During the subsequent press conference, Jerome Powell reaffirmed the Federal Reserve’s independence: "Monetary policy decisions are guided solely by economic data and not by political considerations."

Furthermore, Powell stated he would remain on the FOMC committee for as long as necessary to ensure a stable transition. He clarified that he would not act as a dissenting member against the incoming Chairman, Kevin Warsh, and emphasised that all Federal Open Market Committee decisions would remain focused on fulfilling the dual mandate of maximum employment and price stability.

Market reactions were mixed following the announcement. The Dow Jones Industrial Average fell 0.57% to 48,861 points, and the S&P 500 slipped marginally by 0.04% to 7,135. In contrast, the Nasdaq 100 gained 0.58% to reach 27,186 points. Fixed-income markets saw the 10-year US Treasury yield rise sharply by 8 basis points to 4.43%, while the Dollar Index (DXY) appreciated by 0.39% to 98.97 points.

US_Inflation_Rate_April29

Figure 1. US Inflation Rate (2025-2026). Source: Data from the US Bureau of Labor Statistics; Figure obtained from Trading Economics.

Alphabet, Microsoft, Amazon, and Meta exceed expectations with robust Q1 2026 results

Four prominent members of the "Magnificent Seven"—Alphabet, Microsoft, Amazon, and Meta—surpassed analyst consensus for both total revenue and earnings per share (EPS) in their Q1 2026 reports.

Alphabet (GOOGL) reported revenue of $109.90 billion, exceeding the $106.79 billion forecast. The company posted an EPS of $5.11, significantly higher than the estimated $2.62. These results represent a year-on-year (YoY) revenue growth of 21.8% and an extraordinary 81.8% increase in EPS. Consequently, Alphabet's shares rose 6.57% in post-market trading.

Microsoft achieved total revenue of $82.90 billion, surpassing the $81.29 billion forecast. The firm reported an EPS of $4.27, ahead of the $4.05 analyst estimate. These figures reflect a YoY revenue growth of 18.3% and a 23.4% rise in EPS. However, the stock saw a marginal post-market depreciation of 0.08%.

Amazon disclosed total revenue of $181.50 billion, beating the market consensus of $177.13 billion. The e-commerce and cloud giant reported an EPS of $2.78, well above the $1.63 forecast. This represents a YoY revenue increase of 16.6% and a 74.8% surge in EPS. Amazon shares appreciated by 2.58% in after-hours trading.

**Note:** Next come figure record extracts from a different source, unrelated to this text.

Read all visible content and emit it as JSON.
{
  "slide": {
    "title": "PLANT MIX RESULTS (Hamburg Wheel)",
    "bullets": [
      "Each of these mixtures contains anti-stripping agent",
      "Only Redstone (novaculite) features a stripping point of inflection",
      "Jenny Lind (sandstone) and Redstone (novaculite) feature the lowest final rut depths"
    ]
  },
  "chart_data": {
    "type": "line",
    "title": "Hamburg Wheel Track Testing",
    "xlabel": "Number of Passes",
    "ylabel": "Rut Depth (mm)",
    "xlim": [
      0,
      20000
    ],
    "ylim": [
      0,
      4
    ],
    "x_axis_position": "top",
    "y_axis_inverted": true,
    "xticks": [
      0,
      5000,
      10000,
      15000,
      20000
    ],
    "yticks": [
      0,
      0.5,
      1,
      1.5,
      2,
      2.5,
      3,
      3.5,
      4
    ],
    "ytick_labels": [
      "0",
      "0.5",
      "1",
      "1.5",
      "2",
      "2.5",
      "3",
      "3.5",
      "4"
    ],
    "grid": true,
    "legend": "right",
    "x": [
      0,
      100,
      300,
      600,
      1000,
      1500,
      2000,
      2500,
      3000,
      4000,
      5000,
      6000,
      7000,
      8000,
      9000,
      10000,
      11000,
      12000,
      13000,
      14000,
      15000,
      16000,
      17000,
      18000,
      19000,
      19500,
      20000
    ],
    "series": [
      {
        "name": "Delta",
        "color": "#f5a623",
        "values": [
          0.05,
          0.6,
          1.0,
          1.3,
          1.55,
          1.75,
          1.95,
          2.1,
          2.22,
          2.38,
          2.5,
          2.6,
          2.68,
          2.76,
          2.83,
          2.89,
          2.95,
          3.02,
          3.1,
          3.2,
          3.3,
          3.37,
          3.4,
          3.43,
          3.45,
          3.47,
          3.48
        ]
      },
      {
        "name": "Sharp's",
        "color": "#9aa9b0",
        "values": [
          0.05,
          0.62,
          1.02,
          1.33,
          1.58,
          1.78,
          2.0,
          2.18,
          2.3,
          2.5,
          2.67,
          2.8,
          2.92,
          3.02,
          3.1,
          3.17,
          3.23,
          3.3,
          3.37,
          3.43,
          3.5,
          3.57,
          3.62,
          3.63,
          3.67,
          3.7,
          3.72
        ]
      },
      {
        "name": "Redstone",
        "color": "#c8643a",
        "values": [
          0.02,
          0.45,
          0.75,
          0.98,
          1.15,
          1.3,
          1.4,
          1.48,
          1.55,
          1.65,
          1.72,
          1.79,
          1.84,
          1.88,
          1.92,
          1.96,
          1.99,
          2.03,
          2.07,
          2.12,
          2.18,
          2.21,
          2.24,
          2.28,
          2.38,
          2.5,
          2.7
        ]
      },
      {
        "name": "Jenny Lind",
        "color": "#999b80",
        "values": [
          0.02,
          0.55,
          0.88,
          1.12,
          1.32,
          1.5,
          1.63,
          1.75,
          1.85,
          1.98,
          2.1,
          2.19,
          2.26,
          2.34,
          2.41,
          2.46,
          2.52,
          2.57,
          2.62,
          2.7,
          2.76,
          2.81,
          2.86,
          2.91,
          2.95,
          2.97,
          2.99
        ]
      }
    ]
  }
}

Meta Platforms reached total revenue of $56.31 billion, slightly above the $55.52 billion forecast. The social media conglomerate achieved an EPS of $10.44, considerably higher than the $6.65 estimate. These results show a YoY revenue growth of 33% and a notable 62.3% increase in EPS. Despite these strong fundamentals, Meta’s shares declined by 6.55% in the post-market session.

The aggregate strength of these earnings drove an appreciation in the Nasdaq futures contract (NQM26) of approximately 0.55%. If these gains are sustained through the next market close, the index is poised to reach a new historical record.